Life in the early days was very hard. They were extremely short of money. Somehow they survived. So they started growing not only vegetables but also prepared fields for growing millets, bajri and jowar (grains). Within three years, the Amte family and a community of sixty patients had dug six wells and cleared enough land to have a substantial harvest of grains and vegetables. But this produce could not find a market in Warora. People feared contamination from food grown by 'lepers'. It took a contingent of fifty young volunteers of the Service Civil International to solve this problem. These young people, from thirty-six different countries, spent three months working at Anandwan. Seeing the foreigners toiling away among the leprosy patients even local people felt moved to make some contribution and many provided food for the volunteers. Once residents of Warora began to come inside Anandwan, and see the sparklingly clean environs, the fear of contamination also receded.

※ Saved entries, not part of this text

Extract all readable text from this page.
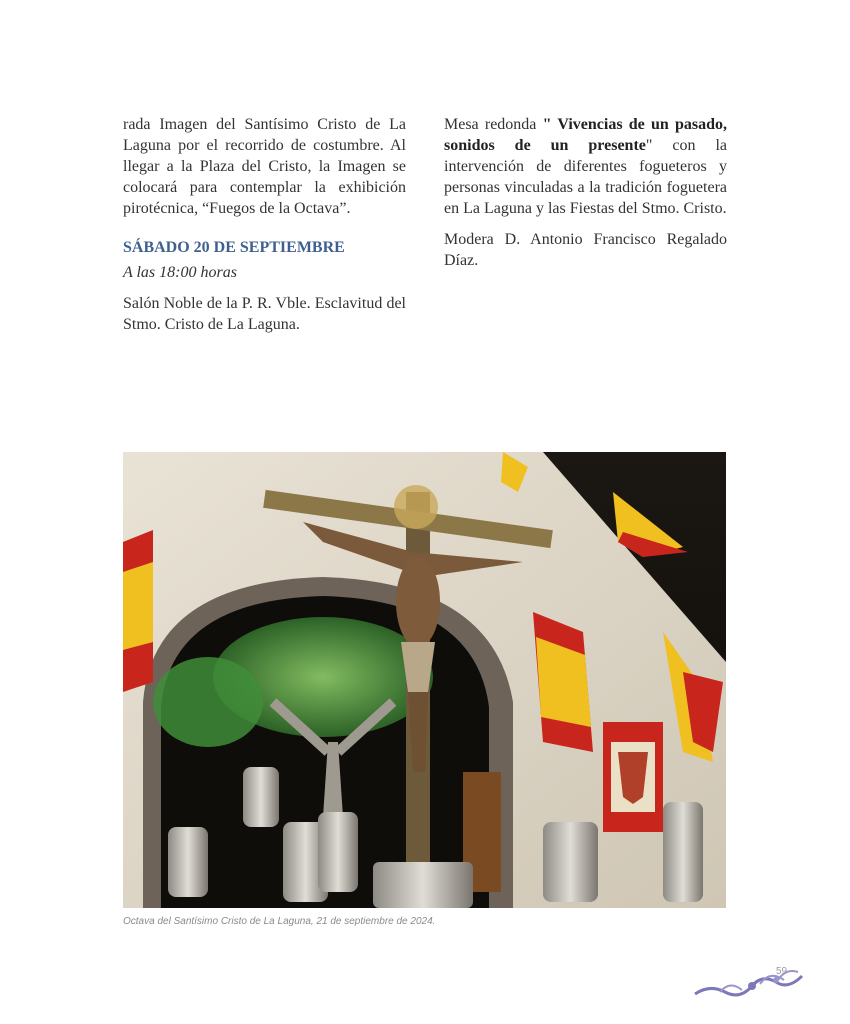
rada Imagen del Santísimo Cristo de La Laguna por el recorrido de costumbre. Al llegar a la Plaza del Cristo, la Imagen se colocará para contemplar la exhibición pirotécnica, “Fuegos de la Octava”.

SÁBADO 20 DE SEPTIEMBRE

A las 18:00 horas

Salón Noble de la P. R. Vble. Esclavitud del Stmo. Cristo de La Laguna.

Mesa redonda " Vivencias de un pasado, sonidos de un presente" con la intervención de diferentes fogueteros y personas vinculadas a la tradición foguetera en La Laguna y las Fiestas del Stmo. Cristo.

Modera D. Antonio Francisco Regalado Díaz.

Octava del Santísimo Cristo de La Laguna, 21 de septiembre de 2024.
59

Gradually, the scale and facilities of Anandwan grew. Once the leprosy-affected persons were fit enough to leave the hospital they ceased to be 'patients'. They became working members of the community, busy in the fields or workshops where a variety of products were being manufactured. This made Anandwan a virtually self-sufficient 'village'. Eventually, it needed to buy only salt, sugar and petrol from the outside. Everything else was locally produced at Anandwan. Most of the erstwhile patients, having learnt a skill, returned to the world outside, self-reliant and capable of earning their own living.

Some years later, they used the surplus generated by their agricultural production, to set up a college in Warora. Eventually they added at Anandwan a College of Agriculture, a primary school for blind children, a school for deaf and dumb children and an orphanage. These multi-dimensional efforts won Anandwan a string of national and international awards which brought it both fame and funds.